All that jazz chile cornbread

You’ve got to love a minimalist – that individual who honestly thinks that less is more. They love paring down their possessions to one set of underwear, some black pants and a white t-shirt. They talk about ‘freedom’ from possessions and how liberating it all is.


And then there are the rest of us who feel that more is well, more. We like a Christmas tree that’s heaving with decorations. Stacks of books that double as side tables. Kitchen drawers crammed full of obscure but potentially useful gadgets. And disco balls. We really love disco balls. 

And when it comes to cooking we’re not shy of an ingredient or ten. Take our green chile blue cornbread mix. It is the bee’s knees on its own. It’s so good that all you need to add is water or milk and some eggs and you’re done. But, if you’re in a OTT mood, it’s just the ticket too. We like to add corn, semi-dried tomatoes, and crumbled goat’s cheese. You could toss in some chopped green onions, toasted pecans or pine nuts, and chopped cilantro too. 

The minimalist might roll their eyes but who cares. Go big or go home. 

1 x 9.84 oz package of Green chile blue cornbread mix

2 eggs, lightly beaten

¾ cup of buttermilk or milk

6 oz. corn kernels, about 1 cup

1 oz., scant ½ cup semi-dried tomatoes, roughly chopped

2 oz. soft goat’s cheese, crumbled


Preheat the oven to 425°F

Heat a 9.5” cast iron frying pan in the preheated oven for 5 or 10 minutes. While it’s heating, combine the cornbread mix with the eggs, corn, semi-dried tomatoes and cheese in a mixing bowl. Let the mixture sit for 5 minutes or so to let the flavors marry.

Add a tablespoon or two of butter to the hot pan, return to the oven to melt the butter – this will only take a minute or two. Remove the pan from the oven, pour in the cornbread mixture – the butter will spit and sputter (this is a good thing). Return to the oven and bake until a skewer inserted in the middle comes out clean – about 15-25 minutes. 

Serve warm with butter. Any leftovers make a dandy stuffing. 

Pancakes 2.0: Blue Corn Chile Cakes with all the toppings!

Pancakes and syrup. It’s one of those classic combinations like burger and fries, peanut butter and jelly and mac ‘n cheese. So what happens when you take away the syrup leaving that poor little ‘ole pancake all on its lonesome?

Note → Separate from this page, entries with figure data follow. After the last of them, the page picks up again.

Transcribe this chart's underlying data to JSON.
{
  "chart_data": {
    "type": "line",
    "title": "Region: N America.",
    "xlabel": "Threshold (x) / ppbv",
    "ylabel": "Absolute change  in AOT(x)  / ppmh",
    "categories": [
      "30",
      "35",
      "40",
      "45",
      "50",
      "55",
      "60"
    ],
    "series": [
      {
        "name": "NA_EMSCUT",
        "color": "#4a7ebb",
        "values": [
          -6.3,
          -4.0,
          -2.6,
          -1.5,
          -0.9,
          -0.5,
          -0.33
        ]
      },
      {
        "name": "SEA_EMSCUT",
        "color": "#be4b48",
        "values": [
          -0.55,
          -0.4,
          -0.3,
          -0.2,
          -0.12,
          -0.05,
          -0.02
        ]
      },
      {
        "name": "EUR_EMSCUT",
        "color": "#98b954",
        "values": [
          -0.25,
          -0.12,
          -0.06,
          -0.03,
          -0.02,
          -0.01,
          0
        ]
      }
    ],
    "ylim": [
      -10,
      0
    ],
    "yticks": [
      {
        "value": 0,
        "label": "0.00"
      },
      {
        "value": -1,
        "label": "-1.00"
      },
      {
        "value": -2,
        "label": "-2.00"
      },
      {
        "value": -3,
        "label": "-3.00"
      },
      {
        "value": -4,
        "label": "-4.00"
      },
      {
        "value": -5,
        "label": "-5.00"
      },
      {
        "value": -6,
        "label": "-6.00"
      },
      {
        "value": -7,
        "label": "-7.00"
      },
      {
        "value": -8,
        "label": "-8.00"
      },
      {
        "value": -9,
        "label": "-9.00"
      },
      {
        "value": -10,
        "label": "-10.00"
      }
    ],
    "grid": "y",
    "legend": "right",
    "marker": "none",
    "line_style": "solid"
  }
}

Hey, who said it had to be lonesome? I mean what is a pancake, anyway? It’s a round cake made from a batter. Make it paper-thin and it’s a crêpe in France. Germany’s got pfannkuchen (literally “pan” and “cake”). Make it with chickpea flour and you’ve got a socca. In the U.S. we’ve got hotcakes, griddlecakes, johnnycakes and flapjacks.  And zip over to Russia – as you do – and you’ve got those cute little blinis just crying out for some caviar and a nice cold shot of vodka…but we digress.


The point is that pancakes are like blank canvases – you can put whatever you like on them. Heck, you can go one better – you can put whatever you like in them. And before you get all “but pancakes are for breakfast” just stop. Pancakes are breakfast, lunch and dinner.

And we’ll prove it. Our Blue Corn Chile Cakes are great 24/7. We’ve added grated zucchini and corn kernels to the batter but you could slip in sliced scallions and bits of sautéed shrimp. Try topping them with shredded chicken, salsa and a big dollop of guacamole. You can’t go wrong (okay you can but it’s pretty darn tough). And if you’ve got folks coming over for brunch, this is a natural.


Blue Corn Chile Cakes with Goat’s Cheese & Sun-blushed Tomatoes

Serves 3-4

You can use regular pancake mix for this recipe but you’ll miss out on that amazing blue corn crunch. If you do, you’ll need about 2 cups of batter for the recipe.

1½ cups Los Chileros blue corn waffle and pancake mix
1 tsp chipotle chile
1 egg, lightly beaten
1 cup milk
1 cup coarsely grated zucchini (about 1 medium zucchini)
1 cup corn kernels
¼ cup chopped cilantro or parsley
1-2 Tbsp olive oil or vegetable oil

To garnish:
crumbled goat’s cheese
sun blushed tomatoes
pine nuts

In a bowl, mix together the pancake mix with the chipotle chile, egg and milk. Fold in the zucchini, corn and cilantro or parsley. Heat a skillet or frying pan and add a tablespoon of the oil. Pour about ¼ cup batter onto the skillet for each pancake. When the surface of the pancake begins to bubble slightly, flip and finish cooking. Keep the pancakes warm. Add more oil as needed and cook the remaining cakes.

Serve hot, topped with the goat’s cheese, sun blushed tomatoes and pine nuts.